From: Matt Mackall <mpm@selenic.com>
Subject: Re: [PATCH 4/5] tsc: wire up entropy generation function
Date: Mon, 13 Jun 2011 18:10:08 -0500
Message-ID: <1308006608.15617.62.camel@calx>
References: <1308002818-27802-1-git-send-email-jarod@redhat.com>
	 <1308002818-27802-5-git-send-email-jarod@redhat.com>
	 <BANLkTin=BkfyPjaWRc1rfTWU34NLdn7FLgY6yUbSrjzPpx7Gmg@mail.gmail.com>
	 <4DF690E4.1060004@zytor.com>
Mime-Version: 1.0
Content-Type: text/plain; charset="UTF-8"
Content-Transfer-Encoding: 7bit
Cc: Venkatesh Pallipadi <venki@google.com>,
	Jarod Wilson <jarod@redhat.com>, linux-crypto@vger.kernel.org,
	Thomas Gleixner <tglx@linutronix.de>,
	Ingo Molnar <mingo@elte.hu>, John Stultz <johnstul@us.ibm.com>,
	Herbert Xu <herbert@gondor.hengli.com.au>,
	"David S. Miller" <davem@davemloft.net>,
	Suresh Siddha <suresh.b.siddha@intel.com>
To: "H. Peter Anvin" <hpa@zytor.com>
Return-path: <linux-crypto-owner@vger.kernel.org>
Received: from waste.org ([173.11.57.241]:56623 "EHLO waste.org"
	rhost-flags-OK-OK-OK-OK) by vger.kernel.org with ESMTP
	id S1751244Ab1FNOlS (ORCPT <rfc822;linux-crypto@vger.kernel.org>);
	Tue, 14 Jun 2011 10:41:18 -0400
In-Reply-To: <4DF690E4.1060004@zytor.com>
Sender: linux-crypto-owner@vger.kernel.org
List-ID: <linux-crypto.vger.kernel.org>

On Mon, 2011-06-13 at 15:36 -0700, H. Peter Anvin wrote:
> On 06/13/2011 03:27 PM, Venkatesh Pallipadi wrote:
> > On Mon, Jun 13, 2011 at 3:06 PM, Jarod Wilson <jarod@redhat.com> wrote:
> >> TSC is high enough resolution that we can use its low-order byte to
> >> stir new data into the random number generator entropy pool.
> > 
> > From what I vaguely remember from years past, rdtsc, especially last
> > few bits of it are not very good as random number source.

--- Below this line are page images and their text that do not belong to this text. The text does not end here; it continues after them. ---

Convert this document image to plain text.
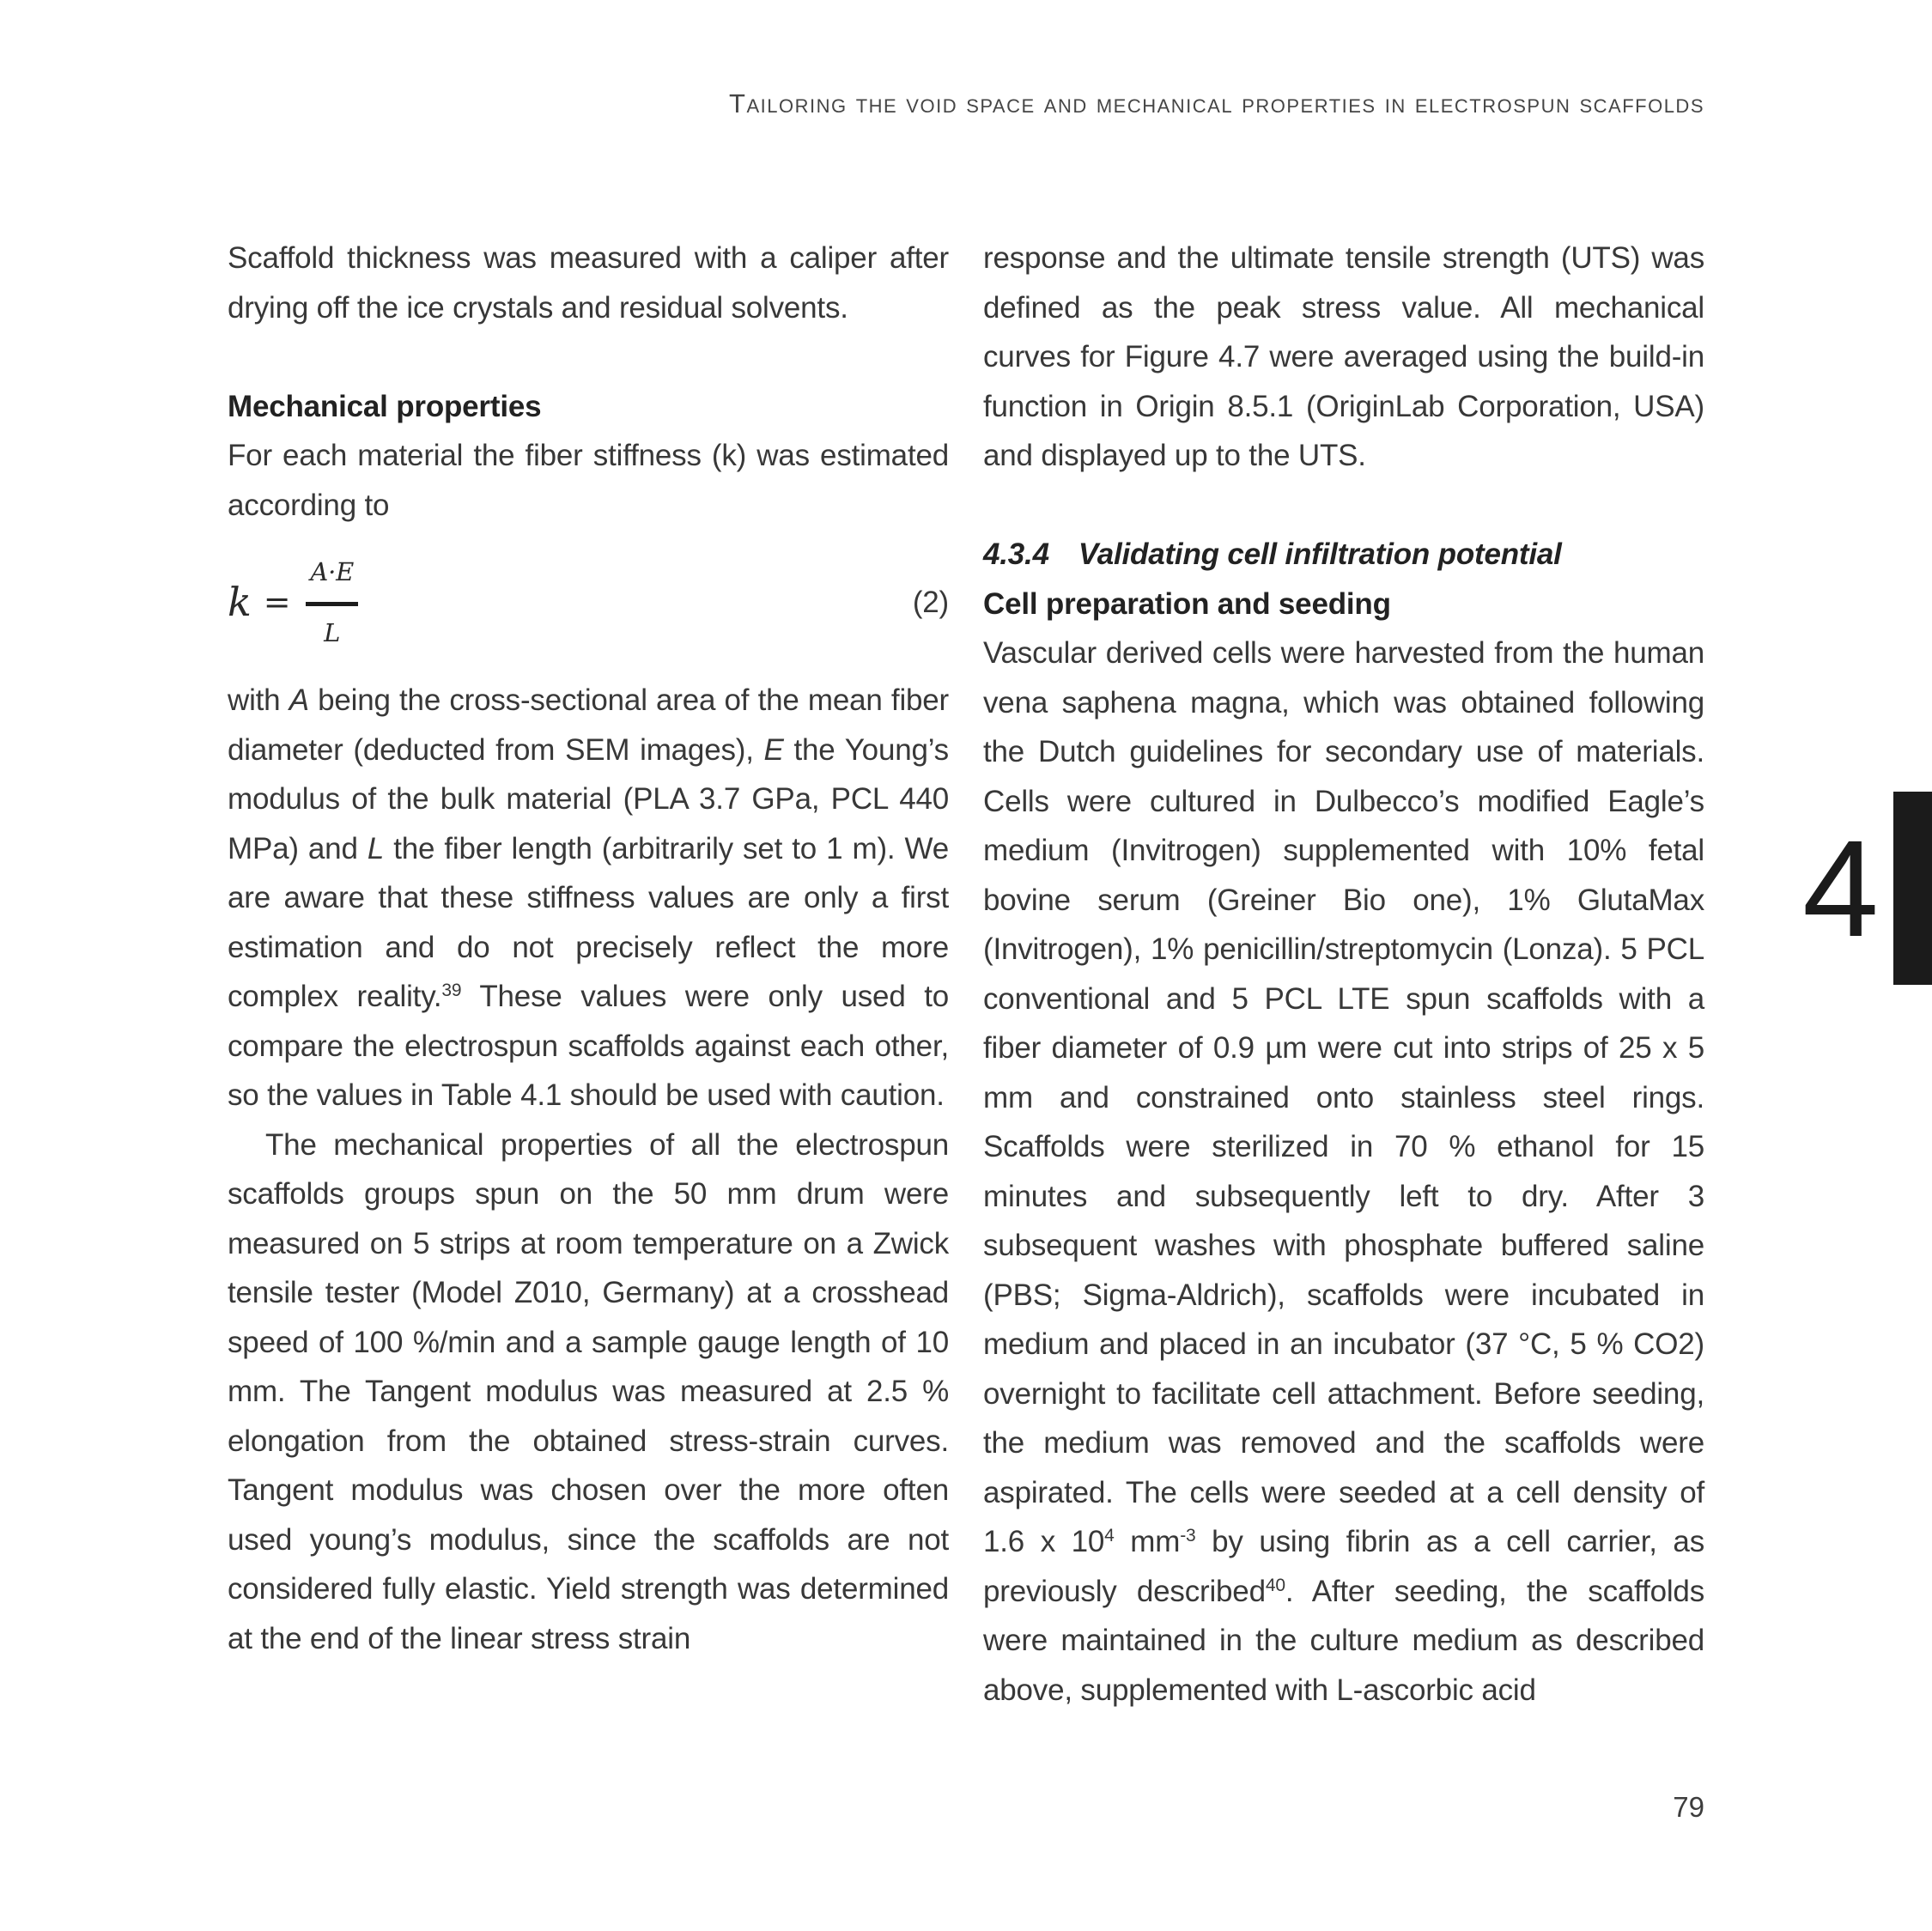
Tailoring the void space and mechanical properties in electrospun scaffolds

Scaffold thickness was measured with a caliper after drying off the ice crystals and residual solvents.

Mechanical properties

For each material the fiber stiffness (k) was estimated according to

$k = \frac{A\cdot E}{L}$	(2)

with A being the cross-sectional area of the mean fiber diameter (deducted from SEM images), E the Young’s modulus of the bulk material (PLA 3.7 GPa, PCL 440 MPa) and L the fiber length (arbitrarily set to 1 m). We are aware that these stiffness values are only a first estimation and do not precisely reflect the more complex reality.$^{39}$ These values were only used to compare the electrospun scaffolds against each other, so the values in Table 4.1 should be used with caution.

The mechanical properties of all the electrospun scaffolds groups spun on the 50 mm drum were measured on 5 strips at room temperature on a Zwick tensile tester (Model Z010, Germany) at a crosshead speed of 100 %/min and a sample gauge length of 10 mm. The Tangent modulus was measured at 2.5 % elongation from the obtained stress-strain curves. Tangent modulus was chosen over the more often used young’s modulus, since the scaffolds are not considered fully elastic. Yield strength was determined at the end of the linear stress strain

response and the ultimate tensile strength (UTS) was defined as the peak stress value. All mechanical curves for Figure 4.7 were averaged using the build-in function in Origin 8.5.1 (OriginLab Corporation, USA) and displayed up to the UTS.

4.3.4 Validating cell infiltration potential

Cell preparation and seeding

Vascular derived cells were harvested from the human vena saphena magna, which was obtained following the Dutch guidelines for secondary use of materials. Cells were cultured in Dulbecco’s modified Eagle’s medium (Invitrogen) supplemented with 10% fetal bovine serum (Greiner Bio one), 1% GlutaMax (Invitrogen), 1% penicillin/streptomycin (Lonza). 5 PCL conventional and 5 PCL LTE spun scaffolds with a fiber diameter of 0.9 µm were cut into strips of 25 x 5 mm and constrained onto stainless steel rings. Scaffolds were sterilized in 70 % ethanol for 15 minutes and subsequently left to dry. After 3 subsequent washes with phosphate buffered saline (PBS; Sigma-Aldrich), scaffolds were incubated in medium and placed in an incubator (37 °C, 5 % CO2) overnight to facilitate cell attachment. Before seeding, the medium was removed and the scaffolds were aspirated. The cells were seeded at a cell density of 1.6 x $10^4$ $mm^{-3}$ by using fibrin as a cell carrier, as previously described$^{40}$. After seeding, the scaffolds were maintained in the culture medium as described above, supplemented with L-ascorbic acid

4
79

As they are
> > based on lower bus frequency and a multiplier. May be things have
> > changed these days. Adding Peter and Suresh for comments.

Well the issue is that samples are going to be roughly aligned to some
multiple of the bus frequency. If an interrupt occurs on bus cycle X,
this code will be hit at roughly TSC cycle X*M+d.

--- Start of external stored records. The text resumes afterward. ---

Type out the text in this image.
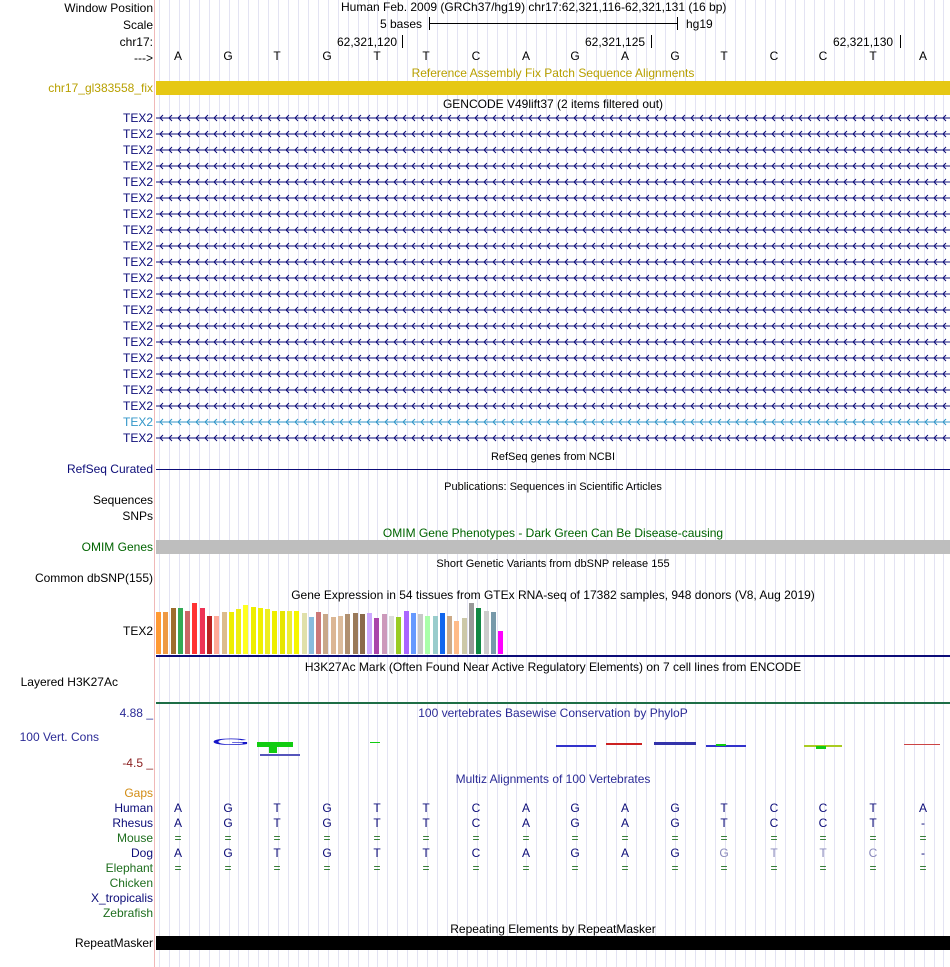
Window Position	Human Feb. 2009 (GRCh37/hg19) chr17:62,321,116-62,321,131 (16 bp)
Scale	5 bases	hg19
chr17:	62,321,120	62,321,125	62,321,130
--->	A	G	T	G	T	T	C	A	G	A	G	T	C	C	T	A
Reference Assembly Fix Patch Sequence Alignments
chr17_gl383558_fix
GENCODE V49lift37 (2 items filtered out)
TEX2
TEX2
TEX2
TEX2
TEX2
TEX2
TEX2
TEX2
TEX2
TEX2
TEX2
TEX2
TEX2
TEX2
TEX2
TEX2
TEX2
TEX2
TEX2
TEX2
TEX2
RefSeq genes from NCBI
RefSeq Curated
Publications: Sequences in Scientific Articles
Sequences
SNPs
OMIM Gene Phenotypes - Dark Green Can Be Disease-causing
OMIM Genes
Short Genetic Variants from dbSNP release 155
Common dbSNP(155)
Gene Expression in 54 tissues from GTEx RNA-seq of 17382 samples, 948 donors (V8, Aug 2019)
TEX2
H3K27Ac Mark (Often Found Near Active Regulatory Elements) on 7 cell lines from ENCODE
Layered H3K27Ac
100 vertebrates Basewise Conservation by PhyloP
4.88 _
100 Vert. Cons
-4.5 _
G
Multiz Alignments of 100 Vertebrates
Gaps
Human	A	G	T	G	T	T	C	A	G	A	G	T	C	C	T	A
Rhesus	A	G	T	G	T	T	C	A	G	A	G	T	C	C	T	-
Mouse	=	=	=	=	=	=	=	=	=	=	=	=	=	=	=	=
Dog	A	G	T	G	T	T	C	A	G	A	G	G	T	T	C	-
Elephant	=	=	=	=	=	=	=	=	=	=	=	=	=	=	=	=
Chicken
X_tropicalis
Zebrafish
Repeating Elements by RepeatMasker
RepeatMasker
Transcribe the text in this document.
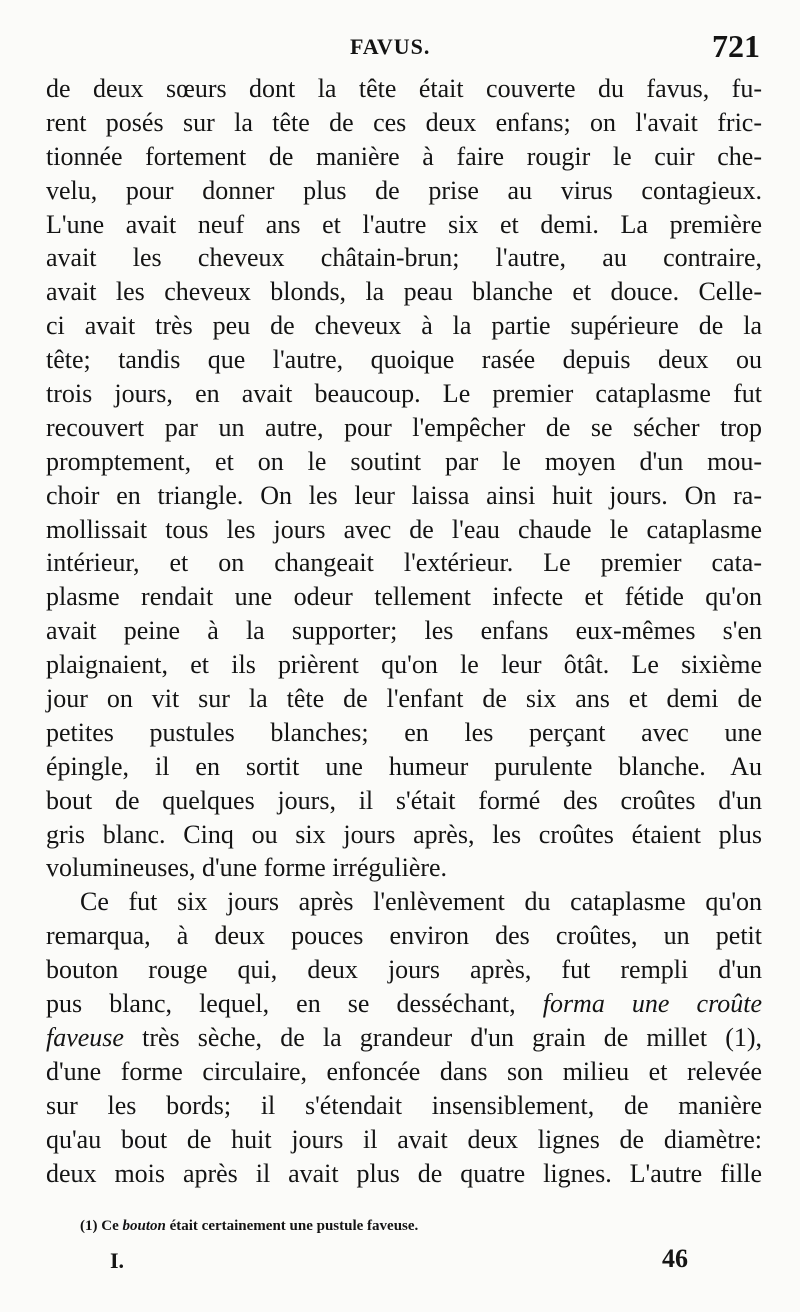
FAVUS.	721
de deux sœurs dont la tête était couverte du favus, fu-
rent posés sur la tête de ces deux enfans; on l'avait fric-
tionnée fortement de manière à faire rougir le cuir che-
velu, pour donner plus de prise au virus contagieux.
L'une avait neuf ans et l'autre six et demi. La première
avait les cheveux châtain-brun; l'autre, au contraire,
avait les cheveux blonds, la peau blanche et douce. Celle-
ci avait très peu de cheveux à la partie supérieure de la
tête; tandis que l'autre, quoique rasée depuis deux ou
trois jours, en avait beaucoup. Le premier cataplasme fut
recouvert par un autre, pour l'empêcher de se sécher trop
promptement, et on le soutint par le moyen d'un mou-
choir en triangle. On les leur laissa ainsi huit jours. On ra-
mollissait tous les jours avec de l'eau chaude le cataplasme
intérieur, et on changeait l'extérieur. Le premier cata-
plasme rendait une odeur tellement infecte et fétide qu'on
avait peine à la supporter; les enfans eux-mêmes s'en
plaignaient, et ils prièrent qu'on le leur ôtât. Le sixième
jour on vit sur la tête de l'enfant de six ans et demi de
petites pustules blanches; en les perçant avec une
épingle, il en sortit une humeur purulente blanche. Au
bout de quelques jours, il s'était formé des croûtes d'un
gris blanc. Cinq ou six jours après, les croûtes étaient plus
volumineuses, d'une forme irrégulière.
Ce fut six jours après l'enlèvement du cataplasme qu'on
remarqua, à deux pouces environ des croûtes, un petit
bouton rouge qui, deux jours après, fut rempli d'un
pus blanc, lequel, en se desséchant, forma une croûte
faveuse très sèche, de la grandeur d'un grain de millet (1),
d'une forme circulaire, enfoncée dans son milieu et relevée
sur les bords; il s'étendait insensiblement, de manière
qu'au bout de huit jours il avait deux lignes de diamètre:
deux mois après il avait plus de quatre lignes. L'autre fille
(1) Ce bouton était certainement une pustule faveuse.
I.	46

> This is correct; at the very least I would multiply the low 32 bits of
> the TSC with a 32-bit prime number before mixing.

This multiply doesn't actually accomplish anything. Mixing known values
into the pool is harmless because the mixing function is fully
reversable. ie:

 unmix(sample, mix(sample, pool)) = pool

If you didn't know the contents of pool before, you can't guess it
after.

The danger comes if you (a) already know pool and (b) can narrow sample
to a tractable set of values. Then you can calculate a set of possible
pool' values and compare the resulting output to confirm the actual
state of pool' (aka state extension attack). Sticking a constant
multiplier on sample doesn't affect this attack at all.

> However, the big issue with this is that it's recursive... what causes
> this to be invoked... probably an interrupt, which is going to have been
> invoked by a timer, quite possible the TSC deadline timer.  Oops.

..and the sampling function already mixes in a TSC timestamp with the
provided timestamp.

-- 
Mathematics is the supreme nostalgia of our time.